Prediction and comparison of aerodynamic performance and flow control for smooth and wavy tube banks in crossflow at subcritical Reynolds numbers using a 3D RANS approach

This paper investigates the effects of introducing wavy cylinders of appropriate wavelength into tube bundles for the passive control of flow-induced vibration. The Reynolds-averaged Navier–Stokes approach RANS was used to study the turbulent flow characteristics within staggered tube bundles having transverse and longitudinal pitch-to-diameter ratios of 3.8 and 2.1, respectively.

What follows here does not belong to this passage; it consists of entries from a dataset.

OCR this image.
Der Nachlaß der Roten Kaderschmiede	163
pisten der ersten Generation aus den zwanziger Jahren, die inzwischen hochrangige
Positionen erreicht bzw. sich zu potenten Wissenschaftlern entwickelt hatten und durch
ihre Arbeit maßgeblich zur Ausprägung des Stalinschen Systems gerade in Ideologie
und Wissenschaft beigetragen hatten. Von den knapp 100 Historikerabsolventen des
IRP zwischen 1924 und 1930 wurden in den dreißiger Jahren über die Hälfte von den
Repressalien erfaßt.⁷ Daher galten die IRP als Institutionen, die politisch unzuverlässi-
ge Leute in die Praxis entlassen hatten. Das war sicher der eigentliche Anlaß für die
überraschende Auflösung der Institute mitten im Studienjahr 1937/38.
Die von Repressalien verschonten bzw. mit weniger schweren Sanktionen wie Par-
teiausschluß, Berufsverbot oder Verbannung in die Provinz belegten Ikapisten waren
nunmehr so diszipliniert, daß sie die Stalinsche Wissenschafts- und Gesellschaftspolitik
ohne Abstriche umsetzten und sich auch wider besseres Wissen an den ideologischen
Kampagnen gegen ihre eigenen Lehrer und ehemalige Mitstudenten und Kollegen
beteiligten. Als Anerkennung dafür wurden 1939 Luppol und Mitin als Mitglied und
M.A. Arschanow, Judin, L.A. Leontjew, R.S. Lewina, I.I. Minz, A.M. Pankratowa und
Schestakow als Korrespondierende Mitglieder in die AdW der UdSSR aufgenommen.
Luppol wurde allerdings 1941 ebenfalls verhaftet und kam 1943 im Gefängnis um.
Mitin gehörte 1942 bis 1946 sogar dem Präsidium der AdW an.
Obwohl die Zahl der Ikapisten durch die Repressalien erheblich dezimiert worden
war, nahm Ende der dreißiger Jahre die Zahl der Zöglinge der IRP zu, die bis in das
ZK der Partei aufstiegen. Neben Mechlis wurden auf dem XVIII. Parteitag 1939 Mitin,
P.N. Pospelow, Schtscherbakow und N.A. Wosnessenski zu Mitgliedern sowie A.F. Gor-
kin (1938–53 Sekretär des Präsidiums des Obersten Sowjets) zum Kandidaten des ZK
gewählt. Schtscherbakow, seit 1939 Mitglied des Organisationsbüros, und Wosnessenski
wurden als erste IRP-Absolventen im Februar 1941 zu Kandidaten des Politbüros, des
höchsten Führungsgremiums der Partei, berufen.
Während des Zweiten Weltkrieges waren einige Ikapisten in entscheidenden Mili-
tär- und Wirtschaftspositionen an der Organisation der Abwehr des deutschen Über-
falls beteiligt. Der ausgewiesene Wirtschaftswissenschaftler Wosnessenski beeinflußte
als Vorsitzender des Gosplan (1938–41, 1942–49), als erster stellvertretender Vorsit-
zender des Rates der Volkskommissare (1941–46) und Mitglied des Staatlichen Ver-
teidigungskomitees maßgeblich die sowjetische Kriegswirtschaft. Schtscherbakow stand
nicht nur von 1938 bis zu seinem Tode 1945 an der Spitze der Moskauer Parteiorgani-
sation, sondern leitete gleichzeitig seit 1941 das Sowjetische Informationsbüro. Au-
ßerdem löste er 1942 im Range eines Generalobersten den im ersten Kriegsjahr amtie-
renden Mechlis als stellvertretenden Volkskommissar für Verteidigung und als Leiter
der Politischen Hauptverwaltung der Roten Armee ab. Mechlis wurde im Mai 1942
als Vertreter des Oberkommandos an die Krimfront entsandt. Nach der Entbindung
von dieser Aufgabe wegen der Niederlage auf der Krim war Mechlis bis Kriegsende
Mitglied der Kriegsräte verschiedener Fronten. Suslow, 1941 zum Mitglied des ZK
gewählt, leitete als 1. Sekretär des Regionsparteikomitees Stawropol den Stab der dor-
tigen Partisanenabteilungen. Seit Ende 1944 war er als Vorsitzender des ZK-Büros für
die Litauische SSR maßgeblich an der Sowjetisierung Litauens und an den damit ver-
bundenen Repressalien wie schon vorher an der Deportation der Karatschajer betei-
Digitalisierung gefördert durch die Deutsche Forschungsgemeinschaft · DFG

Two wavy models are tested with different wavelength-to-mean diameter ratios, namely: Model-A with λ/Dm=2 and Model-B with λ/Dm=1, and their performances are compared with those of a smooth circular tube bundle Model-C (λ/D=∞), in a range of subcritical Reynolds numbers 0.5×104≤Re≤4.1×104. Mean velocity and pressure fields as well as aerodynamic coefficients are presented and compared. According to the obtained results, the wavy tube bundle with λ/Dm=2 exhibits the best performance, with slightly smaller CD values than the smooth tube bundle. However, results show that the wavy model with λ/Dm=1 is clearly the worst with an increase of CD up to 40%. Numerical outcomes also reveal that the interaction of neighboring rows and columns affects the fluctuation of CD values relative to each tube position. Moreover, CD evolutions depend significantly on the variation of Re as well, where drag reduction is more substantial by increasing Re. Thus, wavy-shaped tubes with optimum parameters could be more suitable for flow control by enhancing the secondary flow, turbulence and fluid mixing.